Nah ngomongin soal belajar, ini adalah pengalaman
saya ketika saya “kuliah di pantai”. Maksudnya gimana? Waktu itu saya dan
teman-teman saya memanfaatkan waktu liburan pekan sunyi ke pantai. Kami main ke
pantai nggak cuma datang, basah-basahan, tulis-tulis nama di pasir (kayak anak
labil), terus pulang. Enggak. Tapi kami nginap semalaman disana.
Jomblo-jomblo bahagia
Awalnya saya kira ini cuma jalan-jalan biasa. Tapi
setelah saya lihat-lihat lagi, ternyata saya sudah seperti kuliah, hanya saja
ini langsung praktek di dunia nyata.
Dan lebih dari itu, kuliah kali ini, rasanya campur
aduk. Ada senang, ada capek, ada jengkel, macam-macam rasanya. Beda banget
dengan kuliah sebenarnya. Apalagi ketika kuliah sama dosen yang nggak mau
repot, dosen yang males, kuliah rasanya gitu-gitu aja. Flat!
Datang ke kelas, terus mendengarkan presentasi
teman yang sebenarnya mereka nggak ngerti-ngerti juga. Ya wajar, kami memang
nggak bisa lagsung nguasai materi yang masih asing buat kami. Terus kami
dipaksa untuk memperhatikan. Setelah presentasi, kami di tuntut untuk bertanya.
Kami harus bertanya agar dapat nilai keaktifan.
Jujur aja, sebagian besar dari penanya itu ya
terpaksa bahkan rela memutar otak buat bisa dapat pertanyaan, itu cuma karena
ngejar nilai.
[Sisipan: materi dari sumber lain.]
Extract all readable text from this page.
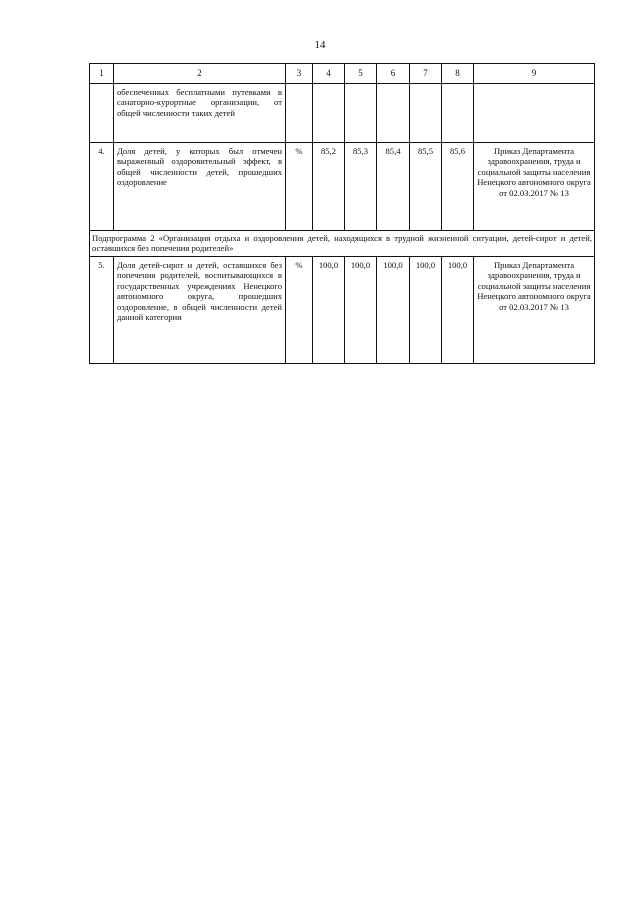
14
1	2	3	4	5	6	7	8	9
	обеспеченных бесплатными путевками в санаторно-курортные организации, от общей численности таких детей							
4.	Доля детей, у которых был отмечен выраженный оздоровительный эффект, в общей численности детей, прошедших оздоровление	%	85,2	85,3	85,4	85,5	85,6	Приказ Департамента здравоохранения, труда и социальной защиты населения Ненецкого автономного округа от 02.03.2017 № 13
Подпрограмма 2 «Организация отдыха и оздоровления детей, находящихся в трудной жизненной ситуации, детей-сирот и детей, оставшихся без попечения родителей»								
5.	Доля детей-сирот и детей, оставшихся без попечения родителей, воспитывающихся в государственных учреждениях Ненецкого автономного округа, прошедших оздоровление, в общей численности детей данной категории	%	100,0	100,0	100,0	100,0	100,0	Приказ Департамента здравоохранения, труда и социальной защиты населения Ненецкого автономного округа от 02.03.2017 № 13
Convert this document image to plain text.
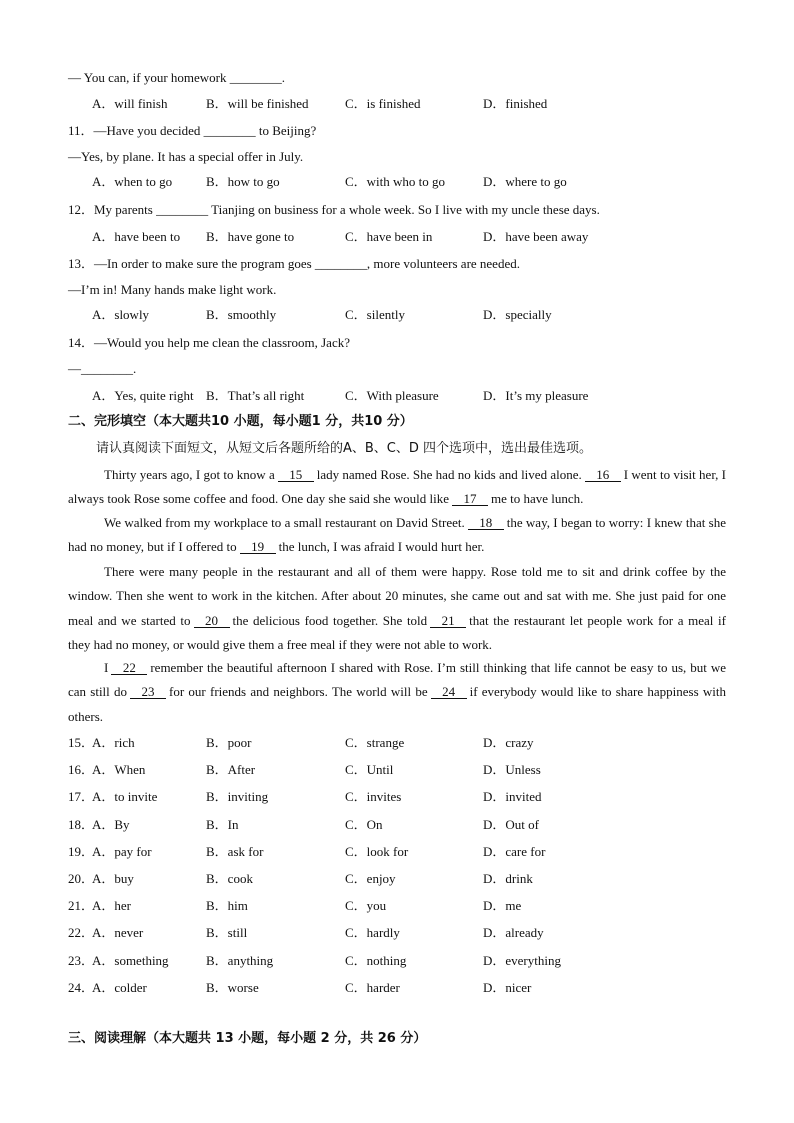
— You can, if your homework ________.
A．will finish	B．will be finished	C．is finished	D．finished
11．—Have you decided ________ to Beijing?
—Yes, by plane. It has a special offer in July.
A．when to go	B．how to go	C．with who to go	D．where to go
12．My parents ________ Tianjing on business for a whole week. So I live with my uncle these days.
A．have been to B．have gone to	C．have been in	D．have been away
13．—In order to make sure the program goes ________, more volunteers are needed.
—I’m in! Many hands make light work.
A．slowly	B．smoothly	C．silently	D．specially
14．—Would you help me clean the classroom, Jack?
—________.
A．Yes, quite right B．That’s all right	C．With pleasure	D．It’s my pleasure
二、完形填空（本大题共10 小题，每小题1 分，共10 分）
请认真阅读下面短文，从短文后各题所给的A、B、C、D 四个选项中，选出最佳选项。
Thirty years ago, I got to know a 15 lady named Rose. She had no kids and lived alone. 16 I went to visit her, I always took Rose some coffee and food. One day she said she would like 17 me to have lunch.
We walked from my workplace to a small restaurant on David Street. 18 the way, I began to worry: I knew that she had no money, but if I offered to 19 the lunch, I was afraid I would hurt her.
There were many people in the restaurant and all of them were happy. Rose told me to sit and drink coffee by the window. Then she went to work in the kitchen. After about 20 minutes, she came out and sat with me. She just paid for one meal and we started to 20 the delicious food together. She told 21 that the restaurant let people work for a meal if they had no money, or would give them a free meal if they were not able to work.
I 22 remember the beautiful afternoon I shared with Rose. I’m still thinking that life cannot be easy to us, but we can still do 23 for our friends and neighbors. The world will be 24 if everybody would like to share happiness with others.
15．
A．rich	B．poor	C．strange	D．crazy
16．
A．When	B．After	C．Until	D．Unless
17．
A．to invite	B．inviting	C．invites	D．invited
18．
A．By	B．In	C．On	D．Out of
19．
A．pay for	B．ask for	C．look for	D．care for
20．
A．buy	B．cook	C．enjoy	D．drink
21．
A．her	B．him	C．you	D．me
22．
A．never	B．still	C．hardly	D．already
23．
A．something	B．anything	C．nothing	D．everything
24．
A．colder	B．worse	C．harder	D．nicer
三、阅读理解（本大题共 13 小题，每小题 2 分，共 26 分）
Kadang saya juga terpaksa bertanya. Daripada di singgung-singgung
sama dosennya karena nggak pernah nanya.
Perkuliahan belum selesai sampai disitu. Setelah
perkuliahan selesai, kami juga di beri oleh-oleh berupa tugas. Kadang, sanking
banyaknya tugas sampai bingung mau ngerjakan tugas yang mana dulu. Ini masih
satu mata kuliah, masih ada mata kuliah lain yang nuntut hal yang sama.
Kalau lagi kena sial, bisa aja di hari itu secara
bersamaan kita harus ngumpulkan tugas, quis (ujian), dan juga kita dapat jatah
presentasi yang tentunya kita harus nguasai materi, baca-baca literature,
googling-googling internet. Bisa di bayangin, gimana malam harinya? Hahaha..
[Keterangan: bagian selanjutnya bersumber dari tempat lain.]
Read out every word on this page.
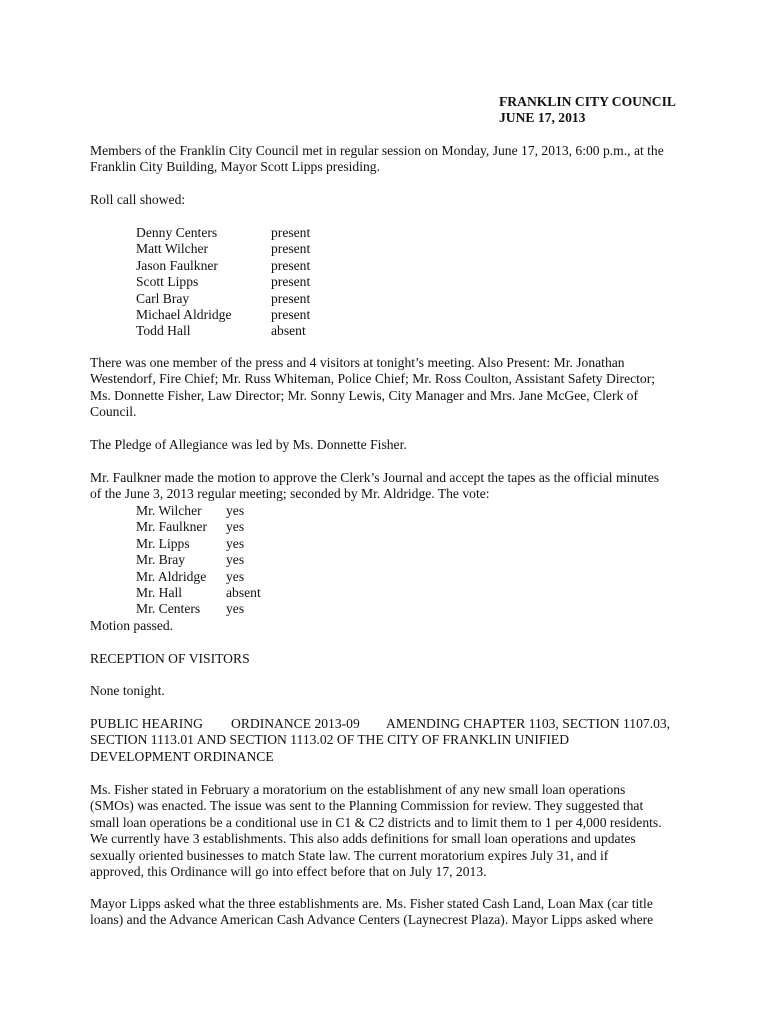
FRANKLIN CITY COUNCIL
JUNE 17, 2013
Members of the Franklin City Council met in regular session on Monday, June 17, 2013, 6:00 p.m., at the
Franklin City Building, Mayor Scott Lipps presiding.
Roll call showed:
Denny Centers	present
Matt Wilcher	present
Jason Faulkner	present
Scott Lipps	present
Carl Bray	present
Michael Aldridge	present
Todd Hall	absent
There was one member of the press and 4 visitors at tonight’s meeting. Also Present: Mr. Jonathan
Westendorf, Fire Chief; Mr. Russ Whiteman, Police Chief; Mr. Ross Coulton, Assistant Safety Director;
Ms. Donnette Fisher, Law Director; Mr. Sonny Lewis, City Manager and Mrs. Jane McGee, Clerk of
Council.
The Pledge of Allegiance was led by Ms. Donnette Fisher.
Mr. Faulkner made the motion to approve the Clerk’s Journal and accept the tapes as the official minutes
of the June 3, 2013 regular meeting; seconded by Mr. Aldridge. The vote:
Mr. Wilcher yes
Mr. Faulkner yes
Mr. Lipps	yes
Mr. Bray	yes
Mr. Aldridge yes
Mr. Hall	absent
Mr. Centers yes
Motion passed.
RECEPTION OF VISITORS
None tonight.
PUBLIC HEARING ORDINANCE 2013-09 AMENDING CHAPTER 1103, SECTION 1107.03,
SECTION 1113.01 AND SECTION 1113.02 OF THE CITY OF FRANKLIN UNIFIED
DEVELOPMENT ORDINANCE
Ms. Fisher stated in February a moratorium on the establishment of any new small loan operations
(SMOs) was enacted. The issue was sent to the Planning Commission for review. They suggested that
small loan operations be a conditional use in C1 & C2 districts and to limit them to 1 per 4,000 residents.
We currently have 3 establishments. This also adds definitions for small loan operations and updates
sexually oriented businesses to match State law. The current moratorium expires July 31, and if
approved, this Ordinance will go into effect before that on July 17, 2013.
Mayor Lipps asked what the three establishments are. Ms. Fisher stated Cash Land, Loan Max (car title
loans) and the Advance American Cash Advance Centers (Laynecrest Plaza). Mayor Lipps asked where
Pernah juga teman saya sampai bolos kuliah. Padahal
menurut saya dia orangnya rajin banget, catatannya pun lengkap. Setelah saya tanya
ke dia,
“hay temanku, apa yang membuatmu sampai tidak kuliah
hari ini?”
*Hahaha. Nggak gitu juga kali nanyanya.
Ternyata dia bilang sengaja bolos, karena ngerjakan
tugas yang lain. Jadi benar-benar sampai kurang waktu gitu. Emejing!
Nah, padahal antara kuliah/ sekolah dengan
kehidupan yang sebenarnya nanti, akan jauh berbeda. Setelah kita lepas dari
dunia sekolah itu, kita akan dihadapkan dengan kehidupan yang sesungguhnya. Semisal,
bagaimana cara kita mempertahankan hidup, bagaimana kita berinteraksi dengan
oranglain, bagaimana kita melawan keterbatasan keadaan kita.
Seandainya aja disekolah/ diperkuliahan diajarkan
seperti ini (tentunya di Indonesia ya), pasti akan memberikan warna baru.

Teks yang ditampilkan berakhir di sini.